We get an idea straight away if it’s worked or not: the barrels (but not the weight) should be covered in mud, and water should pour out of the top when it’s laid down. It also shouldn’t be bent — that’s called getting a banana, and it’s caused by too long a barrel on too hard sediments. Luckily we’ve only had one so far (and it was the other shift).
Anyway, assuming all looks good, we scientists then swoop in: we pull the liner out of the core barrel and cut it with a pipe-cutter every one metre. We cut the sediments inside with a wire, like cheese at the deli counter. Then the end is capped and the section is spirited away inside into the wet lab. All of this is very muddy and often wet too, so we do as much as possible outside, and then the rest is inside, but still in the “wet lab”, which is allowed to get wet and muddy.
The final job is to clean the corer, using a very powerful fire hose which is actually quite fun, though even wetter than the other jobs. I seem to have ended up as the one most often cleaning the mud off everything. Once that’s done, if the gravity corer is going straight back out again, we load another liner, and chuck it overboard again. Sometimes we change the length of the barrel, by adding or removing one or two of the heavy steel core barrels to make the right length. This is very much the work of us “deck monkeys” — the youngest and strongest of us.
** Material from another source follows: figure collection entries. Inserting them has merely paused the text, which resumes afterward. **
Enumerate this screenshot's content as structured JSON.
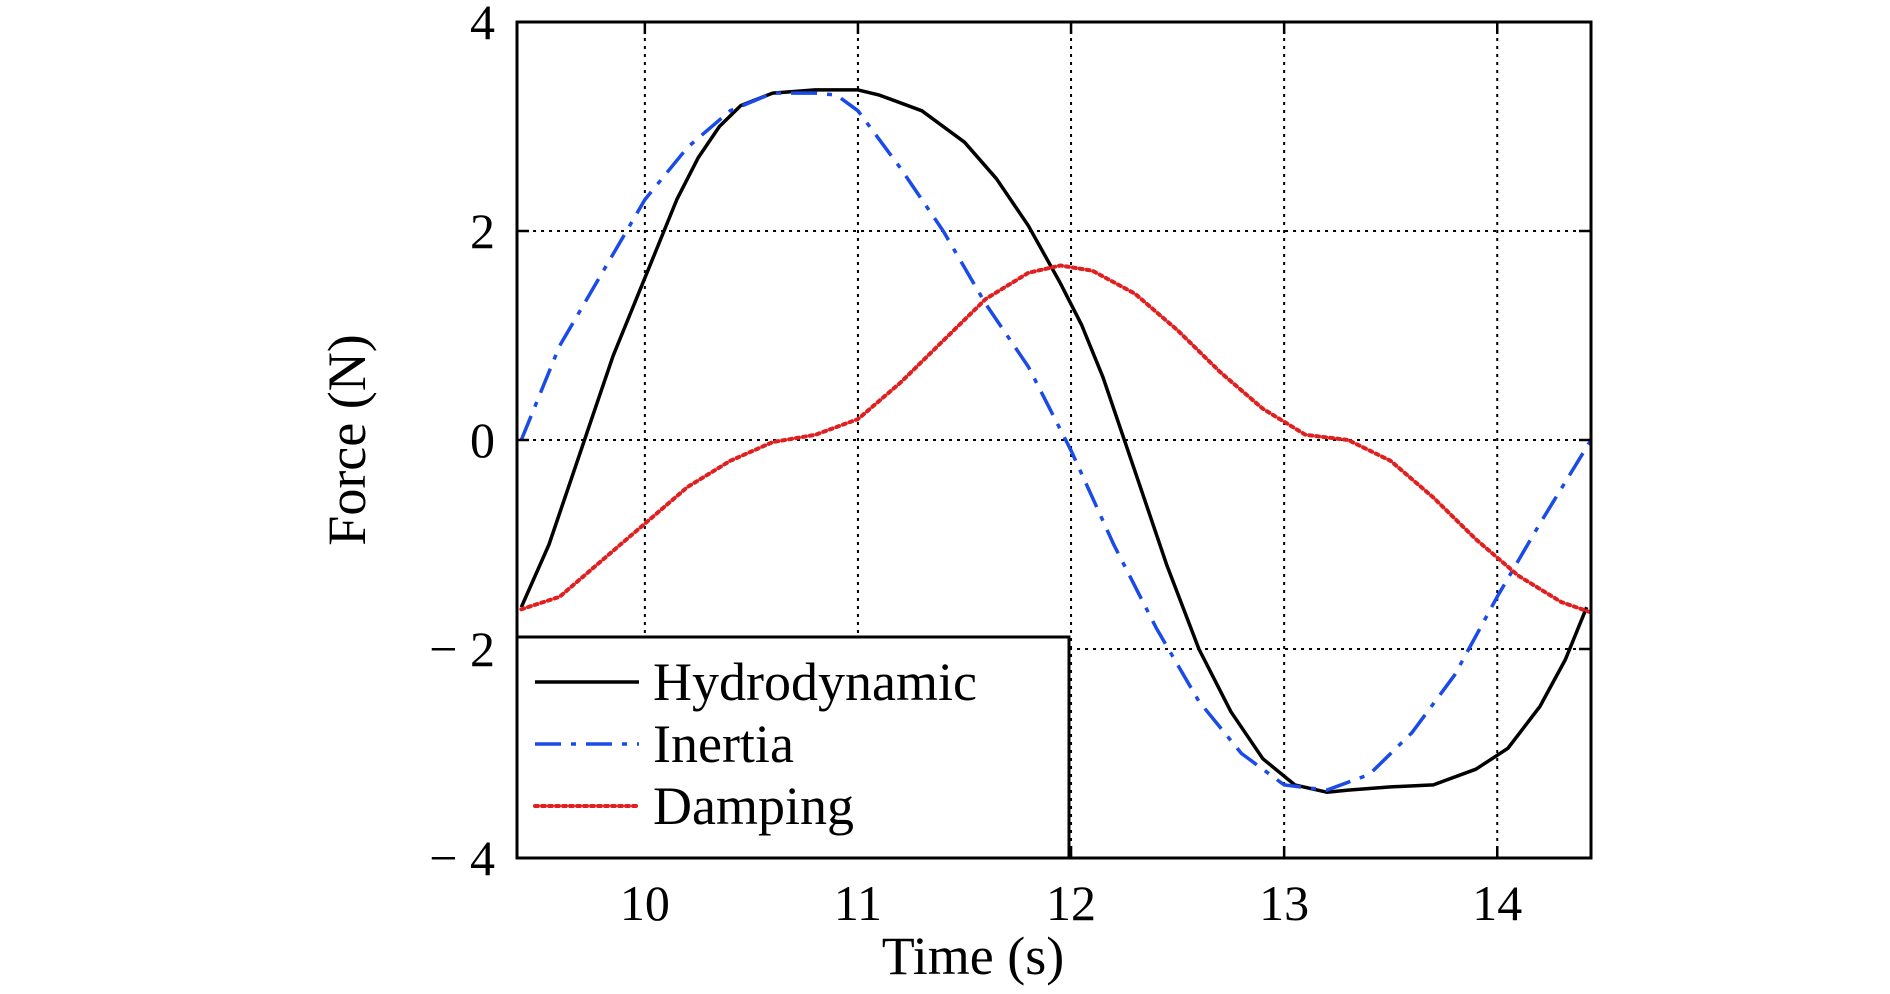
{
  "chart_data": {
    "type": "line",
    "title": "",
    "xlabel": "Time (s)",
    "ylabel": "Force (N)",
    "xlim": [
      9.4,
      14.44
    ],
    "ylim": [
      -4,
      4
    ],
    "grid": true,
    "grid_style": "dotted",
    "legend_position": "lower-left",
    "x_ticks": [
      10,
      11,
      12,
      13,
      14
    ],
    "x_tick_labels": [
      "10",
      "11",
      "12",
      "13",
      "14"
    ],
    "y_ticks": [
      4,
      2,
      0,
      -2,
      -4
    ],
    "y_tick_labels": [
      "4",
      "2",
      "0",
      "− 2",
      "− 4"
    ],
    "series": [
      {
        "name": "Hydrodynamic",
        "color": "#000000",
        "style": "solid",
        "x": [
          9.42,
          9.55,
          9.65,
          9.75,
          9.85,
          9.95,
          10.05,
          10.15,
          10.25,
          10.35,
          10.45,
          10.6,
          10.8,
          11.0,
          11.1,
          11.3,
          11.5,
          11.65,
          11.8,
          11.95,
          12.05,
          12.15,
          12.3,
          12.45,
          12.6,
          12.75,
          12.9,
          13.05,
          13.2,
          13.3,
          13.5,
          13.7,
          13.9,
          14.05,
          14.2,
          14.32,
          14.42
        ],
        "y": [
          -1.6,
          -1.0,
          -0.4,
          0.2,
          0.8,
          1.3,
          1.8,
          2.3,
          2.7,
          3.0,
          3.2,
          3.32,
          3.35,
          3.35,
          3.3,
          3.15,
          2.85,
          2.5,
          2.05,
          1.5,
          1.1,
          0.6,
          -0.3,
          -1.2,
          -2.0,
          -2.6,
          -3.05,
          -3.3,
          -3.37,
          -3.35,
          -3.32,
          -3.3,
          -3.15,
          -2.95,
          -2.55,
          -2.1,
          -1.6
        ]
      },
      {
        "name": "Inertia",
        "color": "#1a4be8",
        "style": "dashdot",
        "x": [
          9.42,
          9.6,
          9.8,
          10.0,
          10.2,
          10.4,
          10.6,
          10.8,
          10.9,
          11.0,
          11.2,
          11.4,
          11.6,
          11.8,
          12.0,
          12.2,
          12.4,
          12.6,
          12.8,
          13.0,
          13.2,
          13.4,
          13.6,
          13.8,
          14.0,
          14.2,
          14.44
        ],
        "y": [
          0.0,
          0.9,
          1.6,
          2.3,
          2.8,
          3.15,
          3.32,
          3.32,
          3.3,
          3.15,
          2.6,
          2.0,
          1.3,
          0.7,
          -0.1,
          -1.0,
          -1.8,
          -2.5,
          -3.0,
          -3.3,
          -3.35,
          -3.2,
          -2.8,
          -2.25,
          -1.5,
          -0.8,
          0.0
        ]
      },
      {
        "name": "Damping",
        "color": "#e02020",
        "style": "dotted",
        "x": [
          9.42,
          9.6,
          9.8,
          10.0,
          10.2,
          10.4,
          10.6,
          10.8,
          11.0,
          11.2,
          11.4,
          11.6,
          11.8,
          11.95,
          12.1,
          12.3,
          12.5,
          12.7,
          12.9,
          13.1,
          13.3,
          13.5,
          13.7,
          13.9,
          14.1,
          14.3,
          14.44
        ],
        "y": [
          -1.62,
          -1.5,
          -1.15,
          -0.8,
          -0.45,
          -0.2,
          -0.02,
          0.05,
          0.2,
          0.55,
          0.95,
          1.35,
          1.6,
          1.67,
          1.62,
          1.4,
          1.05,
          0.65,
          0.3,
          0.05,
          0.0,
          -0.2,
          -0.55,
          -0.95,
          -1.3,
          -1.55,
          -1.65
        ]
      }
    ]
  }
}
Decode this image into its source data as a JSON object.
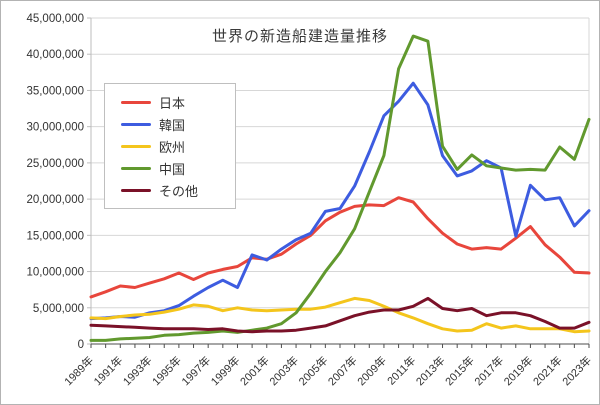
{
  "chart_data": {
    "type": "line",
    "title": "世界の新造船建造量推移",
    "xlabel": "",
    "ylabel": "",
    "ylim": [
      0,
      45000000
    ],
    "y_tick_interval": 5000000,
    "grid": "horizontal",
    "legend_position": "upper-left-inside",
    "x": [
      1989,
      1990,
      1991,
      1992,
      1993,
      1994,
      1995,
      1996,
      1997,
      1998,
      1999,
      2000,
      2001,
      2002,
      2003,
      2004,
      2005,
      2006,
      2007,
      2008,
      2009,
      2010,
      2011,
      2012,
      2013,
      2014,
      2015,
      2016,
      2017,
      2018,
      2019,
      2020,
      2021,
      2022,
      2023
    ],
    "x_labels": [
      "1989年",
      "1991年",
      "1993年",
      "1995年",
      "1997年",
      "1999年",
      "2001年",
      "2003年",
      "2005年",
      "2007年",
      "2009年",
      "2011年",
      "2013年",
      "2015年",
      "2017年",
      "2019年",
      "2021年",
      "2023年"
    ],
    "y_tick_labels": [
      "0",
      "5,000,000",
      "10,000,000",
      "15,000,000",
      "20,000,000",
      "25,000,000",
      "30,000,000",
      "35,000,000",
      "40,000,000",
      "45,000,000"
    ],
    "series": [
      {
        "key": "japan",
        "name": "日本",
        "color": "#e8463c",
        "values": [
          6500000,
          7200000,
          8000000,
          7800000,
          8400000,
          9000000,
          9800000,
          8900000,
          9800000,
          10300000,
          10700000,
          11900000,
          11700000,
          12400000,
          13800000,
          15000000,
          17000000,
          18200000,
          19000000,
          19200000,
          19100000,
          20200000,
          19600000,
          17300000,
          15300000,
          13800000,
          13100000,
          13300000,
          13100000,
          14600000,
          16200000,
          13700000,
          12000000,
          9900000,
          9800000
        ]
      },
      {
        "key": "korea",
        "name": "韓国",
        "color": "#3d5ce0",
        "values": [
          3500000,
          3600000,
          3800000,
          3700000,
          4300000,
          4600000,
          5300000,
          6600000,
          7800000,
          8800000,
          7800000,
          12300000,
          11600000,
          13100000,
          14400000,
          15300000,
          18300000,
          18700000,
          21800000,
          26500000,
          31500000,
          33500000,
          36000000,
          33000000,
          26000000,
          23200000,
          23900000,
          25300000,
          24300000,
          14900000,
          21900000,
          19900000,
          20200000,
          16300000,
          18400000
        ]
      },
      {
        "key": "europe",
        "name": "欧州",
        "color": "#f4c51c",
        "values": [
          3600000,
          3500000,
          3800000,
          4000000,
          4100000,
          4400000,
          4800000,
          5400000,
          5200000,
          4600000,
          5000000,
          4700000,
          4600000,
          4700000,
          4800000,
          4800000,
          5100000,
          5700000,
          6300000,
          6000000,
          5200000,
          4300000,
          3600000,
          2800000,
          2100000,
          1800000,
          1900000,
          2800000,
          2200000,
          2500000,
          2100000,
          2100000,
          2100000,
          1700000,
          1800000
        ]
      },
      {
        "key": "china",
        "name": "中国",
        "color": "#61992e",
        "values": [
          500000,
          500000,
          700000,
          800000,
          900000,
          1200000,
          1300000,
          1500000,
          1600000,
          1800000,
          1600000,
          1900000,
          2200000,
          2800000,
          4300000,
          7000000,
          10000000,
          12600000,
          15900000,
          21000000,
          26000000,
          38000000,
          42500000,
          41800000,
          27300000,
          24100000,
          26100000,
          24600000,
          24300000,
          24000000,
          24100000,
          24000000,
          27200000,
          25500000,
          31000000
        ]
      },
      {
        "key": "others",
        "name": "その他",
        "color": "#7a1128",
        "values": [
          2600000,
          2500000,
          2400000,
          2300000,
          2200000,
          2100000,
          2100000,
          2100000,
          2000000,
          2100000,
          1800000,
          1700000,
          1800000,
          1800000,
          1900000,
          2200000,
          2500000,
          3200000,
          3900000,
          4400000,
          4700000,
          4700000,
          5200000,
          6300000,
          4900000,
          4600000,
          4900000,
          3900000,
          4300000,
          4300000,
          3900000,
          3100000,
          2200000,
          2200000,
          3000000
        ]
      }
    ]
  }
}
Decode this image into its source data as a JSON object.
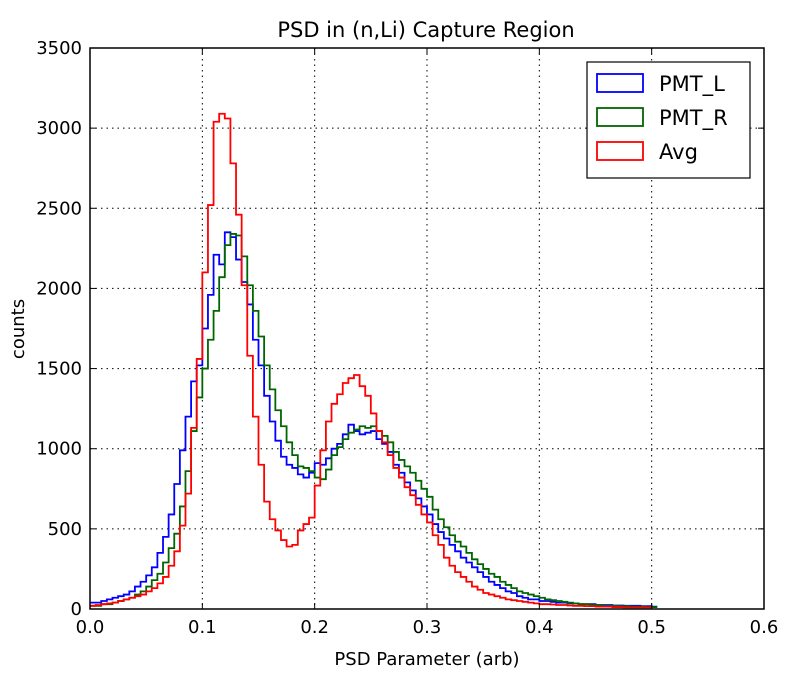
{
  "chart_data": {
    "type": "line",
    "style": "step-histogram",
    "title": "PSD in (n,Li) Capture Region",
    "xlabel": "PSD Parameter (arb)",
    "ylabel": "counts",
    "xlim": [
      0.0,
      0.6
    ],
    "ylim": [
      0,
      3500
    ],
    "xticks": [
      "0.0",
      "0.1",
      "0.2",
      "0.3",
      "0.4",
      "0.5",
      "0.6"
    ],
    "yticks": [
      "0",
      "500",
      "1000",
      "1500",
      "2000",
      "2500",
      "3000",
      "3500"
    ],
    "grid": true,
    "legend_position": "top-right",
    "bin_width": 0.005,
    "x_start": 0.0,
    "series": [
      {
        "name": "PMT_L",
        "color": "#0000ff",
        "values": [
          40,
          40,
          50,
          60,
          70,
          80,
          90,
          110,
          140,
          170,
          210,
          260,
          350,
          450,
          590,
          780,
          990,
          1200,
          1420,
          1520,
          1750,
          1960,
          2210,
          2150,
          2350,
          2320,
          2180,
          2040,
          1900,
          1680,
          1520,
          1330,
          1170,
          1050,
          950,
          900,
          880,
          840,
          820,
          850,
          910,
          900,
          940,
          1000,
          1030,
          1090,
          1150,
          1110,
          1090,
          1100,
          1110,
          1060,
          1030,
          980,
          900,
          850,
          790,
          740,
          690,
          640,
          590,
          530,
          480,
          440,
          400,
          360,
          320,
          290,
          260,
          230,
          200,
          170,
          150,
          130,
          110,
          100,
          80,
          70,
          60,
          60,
          50,
          50,
          45,
          40,
          40,
          35,
          35,
          30,
          30,
          30,
          25,
          25,
          25,
          22,
          22,
          20,
          20,
          20,
          18,
          18,
          15
        ]
      },
      {
        "name": "PMT_R",
        "color": "#006600",
        "values": [
          20,
          20,
          30,
          30,
          40,
          50,
          60,
          70,
          90,
          110,
          140,
          180,
          220,
          290,
          380,
          470,
          640,
          860,
          1110,
          1320,
          1500,
          1680,
          1860,
          2070,
          2270,
          2340,
          2330,
          2200,
          2020,
          1860,
          1700,
          1520,
          1370,
          1240,
          1140,
          1040,
          960,
          890,
          880,
          860,
          820,
          810,
          870,
          960,
          1010,
          1060,
          1100,
          1120,
          1140,
          1130,
          1140,
          1110,
          1080,
          1040,
          980,
          930,
          890,
          850,
          800,
          750,
          700,
          620,
          560,
          510,
          460,
          420,
          390,
          350,
          310,
          280,
          250,
          220,
          200,
          170,
          150,
          130,
          110,
          100,
          90,
          80,
          70,
          60,
          55,
          50,
          45,
          40,
          35,
          30,
          30,
          25,
          25,
          20,
          20,
          20,
          18,
          18,
          15,
          15,
          15,
          12,
          12
        ]
      },
      {
        "name": "Avg",
        "color": "#ff0000",
        "values": [
          20,
          25,
          30,
          35,
          40,
          50,
          60,
          70,
          80,
          90,
          110,
          130,
          160,
          200,
          270,
          360,
          520,
          720,
          1130,
          1560,
          2100,
          2520,
          3040,
          3090,
          3060,
          2780,
          2460,
          2020,
          1580,
          1200,
          900,
          670,
          560,
          490,
          430,
          390,
          400,
          490,
          530,
          570,
          770,
          990,
          1170,
          1280,
          1340,
          1410,
          1440,
          1460,
          1390,
          1330,
          1220,
          1110,
          1040,
          960,
          880,
          820,
          760,
          710,
          650,
          590,
          540,
          460,
          400,
          320,
          270,
          230,
          200,
          170,
          140,
          120,
          100,
          90,
          80,
          70,
          60,
          55,
          50,
          45,
          40,
          35,
          30,
          30,
          28,
          25,
          25,
          22,
          20,
          20,
          18,
          18,
          15,
          15,
          15,
          12,
          12,
          10,
          10,
          10,
          10,
          10
        ]
      }
    ]
  }
}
That’s the main work on deck. During all of that, Matt and I get a toothpick and take a tiny speck of mud from the bottom of each one-metre section and when we’ve got them all, we go back inside and smear the mud on a microscope slide and then check to see if there are any diatoms therein and whether we know the ages of them. The idea is then that if there are any distinctive ones, we can say how old the core we just took is. So far nothing interesting has come up: we tried to recover some very old sediments in the last working area, but Matt and I had to be the bearers of bad news to the rest of the team.
Other than that, when there’s no station work going on (e.g. while we’re in transit), we do basically what I’ve been doing in the lab in Southampton: scanning the sections, splitting the cylinders in half lengthways, writing a detailed description of the layers within, and taking samples from them. While the seismic team was working (shooting very loud airguns into the water), I was one of the volunteer marine mammal observers (a.k.a. whale watchers) and had two (cold) two-hour shifts per day. At no point did I see a whale — luckily (for the whales and for the seismic team who would have had to stop if we had), and unluckily (for us observers who wanted to see whales). We did usually see plenty of seals and penguins on the ice though.
So that’s a typical day “on station”: lasting for twelve hours and ending at 4 am. It’s quite hard work, and often cold and wet (today the wind chill on deck is -10°C), but we’ve got a good team, especially considering half of us have never done this before. And it looks like I’m only going to have to do about four weeks of it on this eight-week expedition, the rest spent in the sauna.